Security Awareness Training - your AP team are targets. They need to understand that people are going to be targeting them. While you will probably have some/all of the technical responses we will talk about shortly in place, those aren’t a guarantee, so the staff need to be familiar with the types of attacks that are coming.

Technical Prevention

Following the best practice of Defense in Depth, we need to take a multi-layered approach to dealing with BEC.
There are controls that need to be put in place at the edge of the network, scanning tools that need to be run against mailboxes, additional authentication and finally extra logging. At the edge, we need to have email getting scanned for viruses in attachments and filtering based on common email “hygiene” features: SPF, DKIM and DMARC. (Your organization should have these in place, or a plan to implement them.) Incoming email should also be labelled - at the top of the content of the message - to indicate that it has come from an external source.
These controls will help reduce the number of attacks that make it into mailboxes and having the external label will make it easier for users to spot impersonation attempts.
Scanning all mailboxes for rules that forward email make it harder for attackers implement a Change Vendor Details attack.
Multi-Factor Authentication (MFA) can help reduce risk, as it makes it harder for attackers to compromise your systems.
Finally, extensive logging can help with remediation if an incident happens.

What to do if it happens?

If your organization has had an incident:
If you are in Canada

  • Call your bank
  • Report the incident to the Anti-Fraud Center
  • Contact your local police (RCMP, etc.)

If you are in the US


Based on the prevalence and simplicity of these attacks, it seems likely that every organization will eventually be targeted. Beyond the Technical and Non-technical Prevention techniques discussed above there are four additional Preparation steps that should be performed.
Discuss this risk with your Legal Counsel, with your insurance team and with your Bank; additionally you can prepared by walking through a tabletop exerecise.

In my research for this article, I came across a blog post by the law frim Faegre Drinker about how the courts assigned responsibility for losses in two different cases of Business Email Compromise. The two cases did not have responsibility assigned the same way. Review this with your legal team to see if you need additional controls or processes.

Talk to your insurance team to see if BEC is covered under any of your policies.

Pre-emptively call your bank and discuss their process for handling a BEC incident, document this process internally.

Run a tabletop exercise as a way to practice your process and evaluate it, it’s better to see if you need to make changes in advance. Here is a link to a tabletop scenario, similar to a BEC incident, that is a decent starting point.

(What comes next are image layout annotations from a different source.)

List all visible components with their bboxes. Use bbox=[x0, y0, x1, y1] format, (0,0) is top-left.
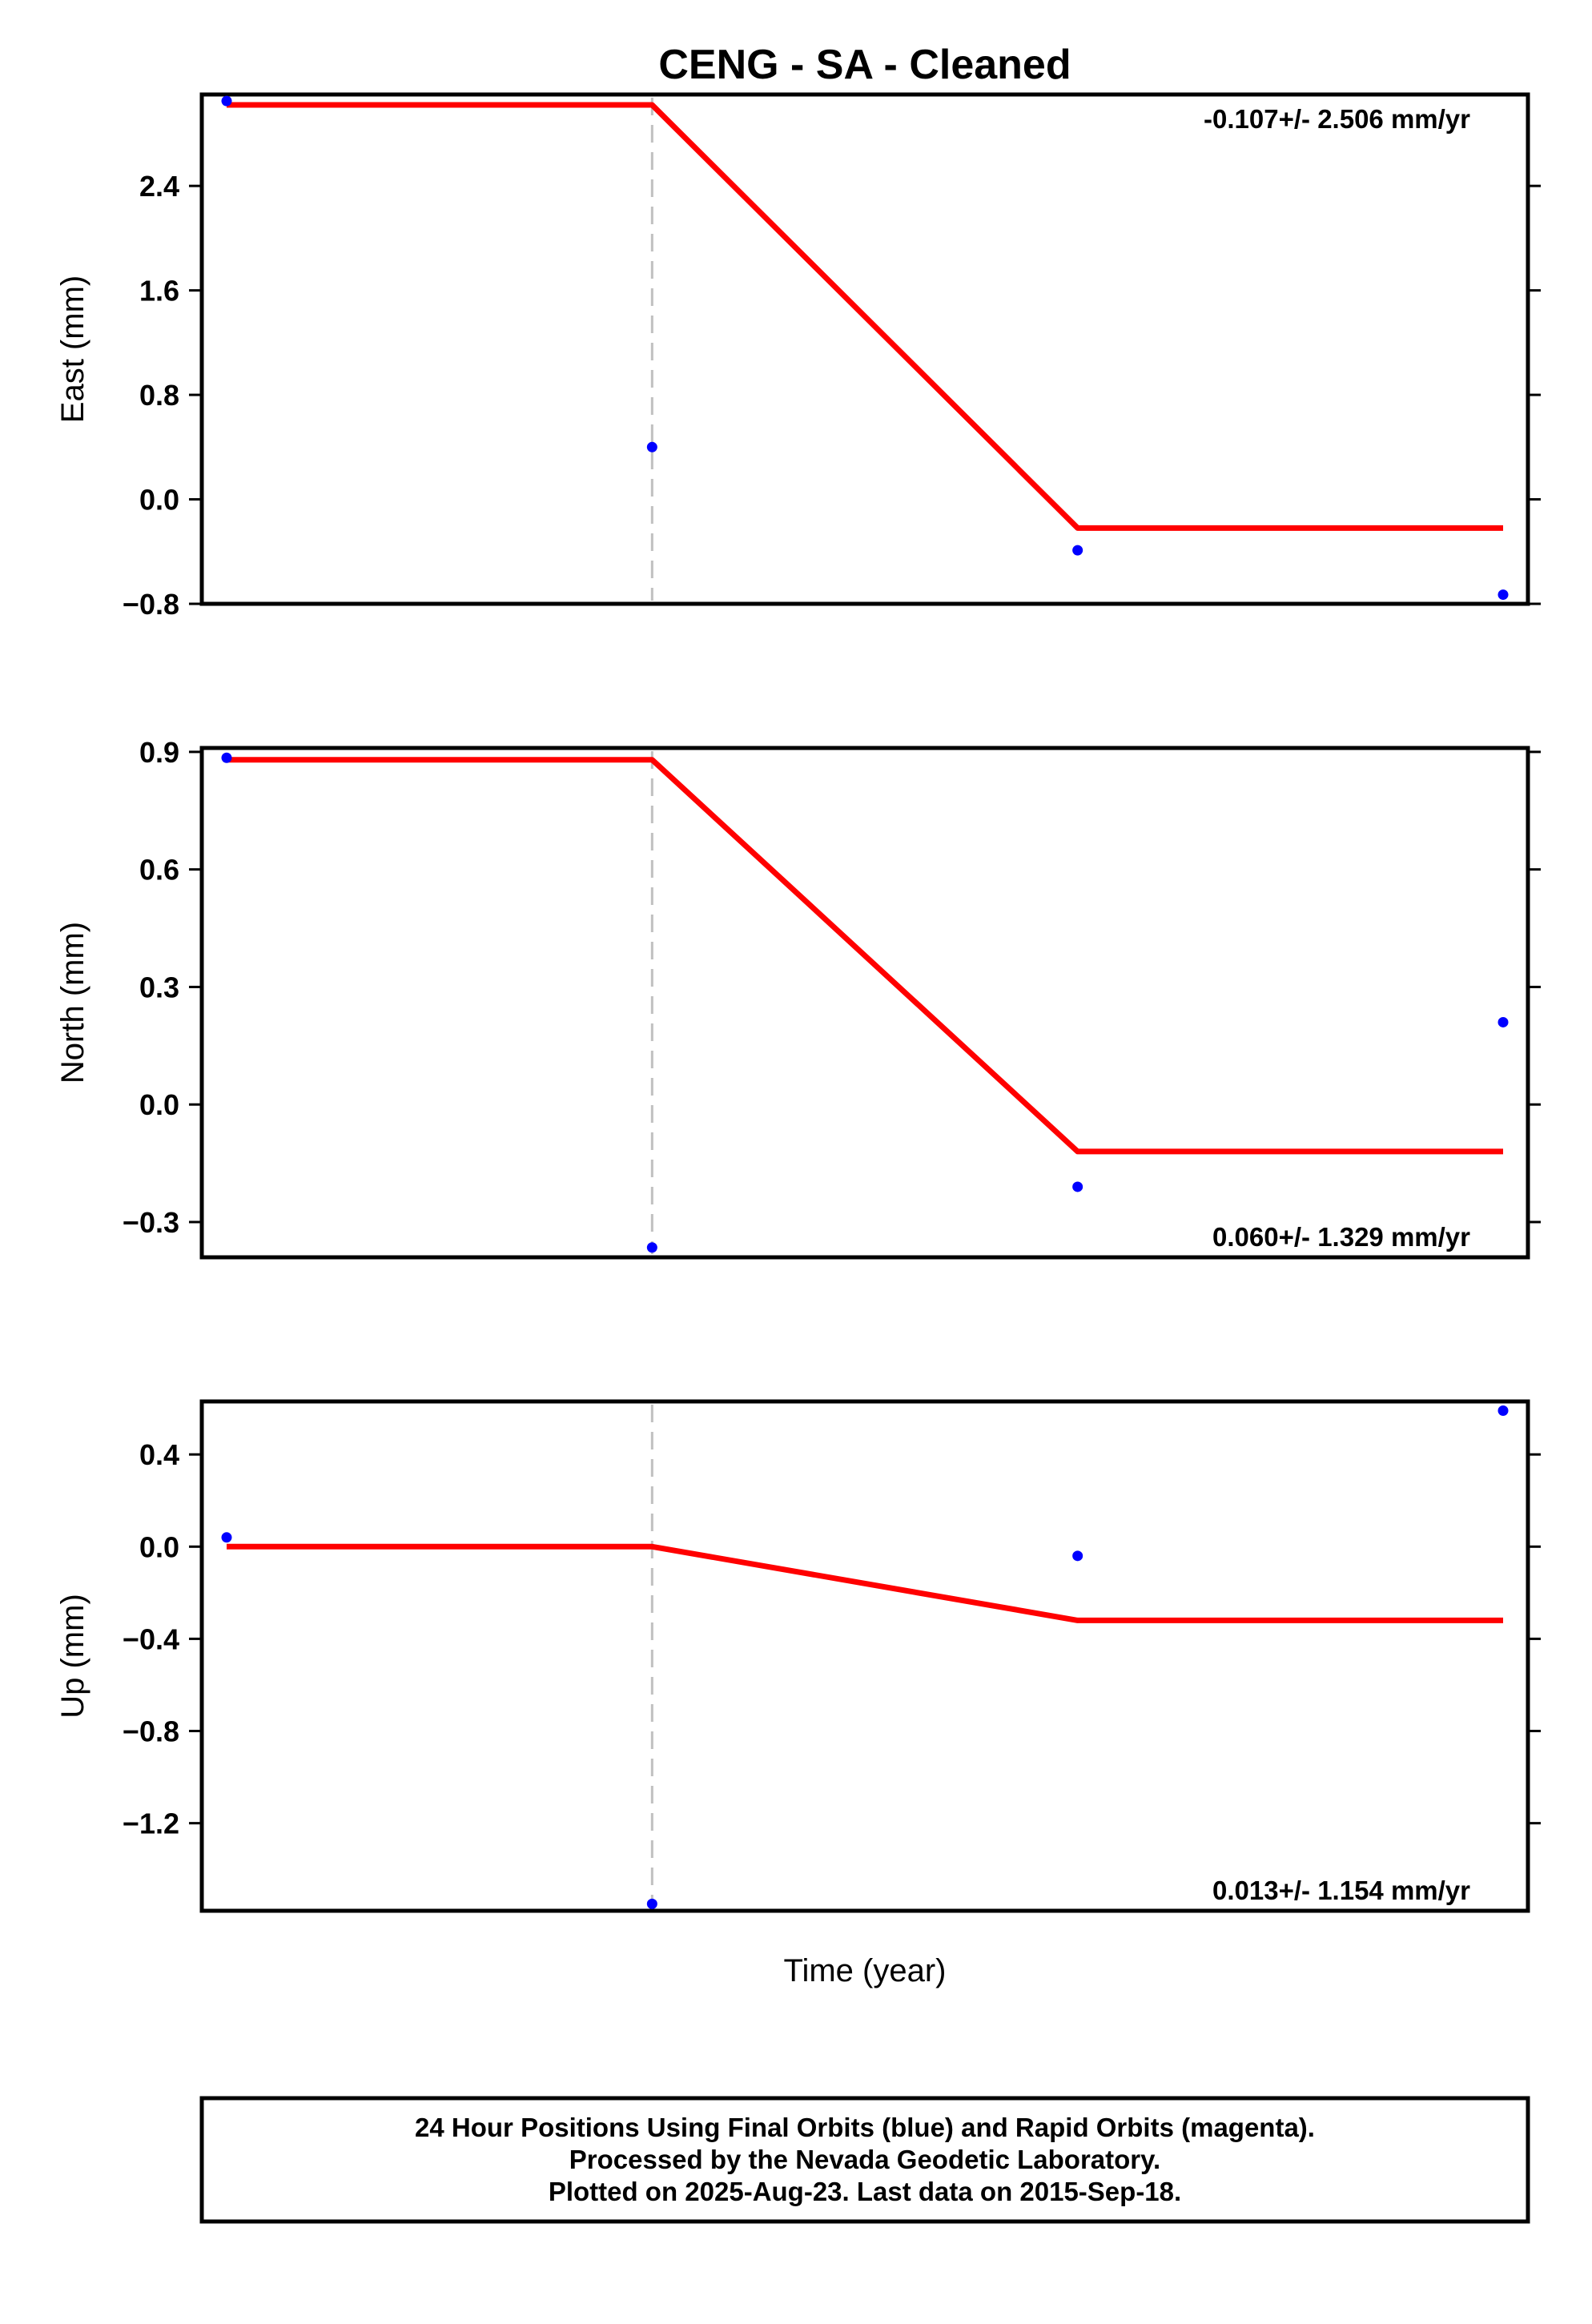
east-panel: 2.4 1.6 0.8 0.0 −0.8 East (mm) -0.107+/- 2.506… bbox=[55, 92, 1541, 621]
east-ytick-label: 0.0 bbox=[139, 484, 179, 517]
east-ytick-label: 1.6 bbox=[139, 275, 179, 308]
north-y-axis-label: North (mm) bbox=[55, 922, 90, 1084]
north-ytick-label: 0.6 bbox=[139, 854, 179, 887]
north-ytick-label: 0.0 bbox=[139, 1088, 179, 1121]
up-data-point bbox=[646, 1898, 657, 1909]
up-y-axis-label: Up (mm) bbox=[55, 1594, 90, 1719]
up-ytick-label: −0.4 bbox=[123, 1622, 179, 1655]
east-data-point bbox=[1498, 589, 1509, 601]
up-ytick-label: −0.8 bbox=[123, 1715, 179, 1748]
east-model-line bbox=[227, 102, 1503, 531]
footer-line-3: Plotted on 2025-Aug-23. Last data on 201… bbox=[549, 2177, 1181, 2206]
east-ytick-label: 2.4 bbox=[139, 170, 179, 203]
footer-box: 24 Hour Positions Using Final Orbits (bl… bbox=[199, 2096, 1530, 2224]
up-ytick-label: 0.4 bbox=[139, 1438, 179, 1471]
up-rate-label: 0.013+/- 1.154 mm/yr bbox=[1212, 1876, 1470, 1905]
north-data-point bbox=[221, 752, 232, 763]
up-model-line bbox=[227, 1543, 1503, 1623]
north-frame bbox=[199, 746, 1530, 1260]
footer-line-2: Processed by the Nevada Geodetic Laborat… bbox=[569, 2145, 1160, 2174]
up-ytick-label: −1.2 bbox=[123, 1807, 179, 1840]
up-frame bbox=[199, 1399, 1530, 1913]
footer-line-1: 24 Hour Positions Using Final Orbits (bl… bbox=[415, 2113, 1315, 2142]
east-ytick-label: 0.8 bbox=[139, 379, 179, 412]
east-data-point bbox=[1072, 545, 1083, 556]
north-data-point bbox=[1072, 1181, 1083, 1192]
x-axis-label: Time (year) bbox=[784, 1953, 947, 1988]
north-data-point bbox=[646, 1242, 657, 1253]
north-panel: 0.9 0.6 0.3 0.0 −0.3 North (mm) 0.060+/- 1.329… bbox=[55, 736, 1541, 1260]
east-data-point bbox=[646, 441, 657, 452]
north-ytick-label: 0.9 bbox=[139, 736, 179, 769]
east-data-point bbox=[221, 95, 232, 107]
up-data-point bbox=[221, 1532, 232, 1543]
east-ytick-label: −0.8 bbox=[123, 588, 179, 621]
north-model-line bbox=[227, 757, 1503, 1155]
north-rate-label: 0.060+/- 1.329 mm/yr bbox=[1212, 1222, 1470, 1252]
footer-frame bbox=[199, 2096, 1530, 2224]
north-ytick-label: 0.3 bbox=[139, 971, 179, 1003]
up-panel: 0.4 0.0 −0.4 −0.8 −1.2 Up (mm) 0.013+/- 1.154 … bbox=[55, 1399, 1541, 1913]
north-ytick-label: −0.3 bbox=[123, 1206, 179, 1239]
chart-title: CENG - SA - Cleaned bbox=[658, 42, 1071, 88]
up-data-point bbox=[1072, 1550, 1083, 1562]
east-rate-label: -0.107+/- 2.506 mm/yr bbox=[1204, 104, 1470, 134]
up-ytick-label: 0.0 bbox=[139, 1530, 179, 1563]
east-y-axis-label: East (mm) bbox=[55, 275, 90, 423]
up-data-point bbox=[1498, 1405, 1509, 1417]
north-data-point bbox=[1498, 1016, 1509, 1027]
east-frame bbox=[199, 92, 1530, 606]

Business Email Compromise attacks are common and having been generating large payouts for criminals. While Ransomware attacks are getting into headlines, BEC scams are quietly making money. These attacks are not overly sophisticated, which makes them easier for less technically skilled criminals. However, their lower technical requirements allow for a variety of preventions - technical and non-technical - that can be marshalled against these attacks. These attacks have been ongoing and persistent, your bank and insurance providers (are likely) very aware of them and have processes in place to deal with them. Law Enforcement in North America has been dealing with this problem and the judicial system appears to be starting to work through this issue. How does your organization’s preparation stack up compared to the preventions outlined above? Which are in place? Which need to be updated? Which need to be implemented?